My early heroes were Stan Lee and Jack Kirby, and Joe Kubert and Robert Kanigher, Neal Adams and Denny O'Neil, who made my world bigger and clearer and gave it structure. I knew who the heroes and villains were, at 10. A little Roosevelt, a little JFK, some Spiderman, and a smatter of Sgt. Rock. I crafted an ideology of bravery, selflessness, sarcasm, and wonder. A hero was a little smarter, a little more courageous, with power and responsibility. He saw things others couldn't see, and he took hits others couldn't bear. My Dad's heroes were mine, and my Mom's heroes, too.
Joe Kubert died yesterday, at 85. His style was so unmistakeable, I could pick it out of a thousand pages of imitators. He called it a "realistic style of drawing, " but to me it was more than realistic. It cut like a laser through to the essence, the truth of his characters. His stories of war didn't glorify violence, they taught about human dignity, and courage, and fragility. There was a pathos and an ethic to his storytelling. When a talented writer like Bob Kanigher scripted a war story, Joe transformed that script into a vehicle to show the depths of despair, and the zenith of heroism. Every shadow, every expression, was crafted with such delicacy and deliberation, and yet was so natural and unforced.

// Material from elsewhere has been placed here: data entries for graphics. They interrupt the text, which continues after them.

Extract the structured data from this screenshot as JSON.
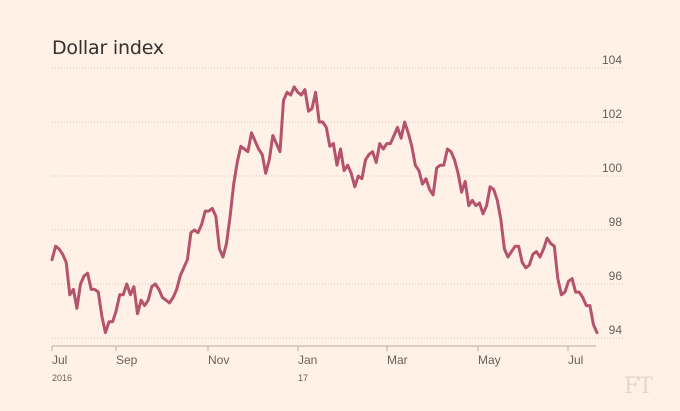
{
  "chart_data": {
    "type": "line",
    "title": "Dollar index",
    "ylim": [
      93.5,
      104.5
    ],
    "y_ticks": [
      "94",
      "96",
      "98",
      "100",
      "102",
      "104"
    ],
    "x_ticks": [
      "Jul",
      "Sep",
      "Nov",
      "Jan",
      "Mar",
      "May",
      "Jul"
    ],
    "x_tick_sublabels": [
      "2016",
      "17"
    ],
    "grid": "horizontal dotted",
    "series": [
      {
        "color": "#b5536c",
        "values": [
          96.9,
          97.4,
          97.3,
          97.1,
          96.8,
          95.6,
          95.8,
          95.1,
          96.0,
          96.3,
          96.4,
          95.8,
          95.8,
          95.7,
          94.8,
          94.2,
          94.6,
          94.6,
          95.0,
          95.6,
          95.6,
          96.0,
          95.6,
          95.9,
          94.9,
          95.4,
          95.2,
          95.4,
          95.9,
          96.0,
          95.8,
          95.5,
          95.4,
          95.3,
          95.5,
          95.8,
          96.3,
          96.6,
          96.9,
          97.9,
          98.0,
          97.9,
          98.2,
          98.7,
          98.7,
          98.8,
          98.5,
          97.3,
          97.0,
          97.5,
          98.5,
          99.7,
          100.5,
          101.1,
          101.0,
          100.9,
          101.6,
          101.3,
          101.0,
          100.8,
          100.1,
          100.6,
          101.5,
          101.2,
          100.9,
          102.8,
          103.1,
          103.0,
          103.3,
          103.1,
          103.0,
          103.2,
          102.4,
          102.5,
          103.1,
          102.0,
          102.0,
          101.8,
          101.1,
          101.2,
          100.4,
          101.0,
          100.2,
          100.4,
          100.1,
          99.6,
          100.0,
          99.9,
          100.6,
          100.8,
          100.9,
          100.5,
          101.2,
          101.0,
          101.2,
          101.2,
          101.5,
          101.8,
          101.4,
          102.0,
          101.6,
          101.1,
          100.4,
          100.2,
          99.7,
          99.9,
          99.5,
          99.3,
          100.3,
          100.4,
          100.4,
          101.0,
          100.9,
          100.6,
          100.1,
          99.4,
          99.8,
          98.9,
          99.1,
          98.9,
          99.0,
          98.6,
          98.9,
          99.6,
          99.5,
          99.1,
          98.4,
          97.3,
          97.0,
          97.2,
          97.4,
          97.4,
          96.8,
          96.6,
          96.7,
          97.1,
          97.2,
          97.0,
          97.3,
          97.7,
          97.5,
          97.4,
          96.2,
          95.6,
          95.7,
          96.1,
          96.2,
          95.7,
          95.7,
          95.5,
          95.2,
          95.2,
          94.5,
          94.2
        ]
      }
    ]
  }
}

G-d gifted Joe Kubert with many years to enrich all of us with his tales of Sgt. Rock, Yossel, and the Enemy Ace, of Prophesies and Faxes from Sarajevo. And G-d gifted those of us who knew his inimitable character with the feeling that there were still Giants on the Earth, who number fewer and fewer. He left wonderful children full of character and the bountiful life-force that made him a creative power in this world for more than seventy years. He left thousands of students who hold a spark of the G-d given gifts he displayed. And he left heroes for us all to read about, and wonder over, and villains to revile. We lost one hero yesterday, but we will share in his achievements for many, many years to come.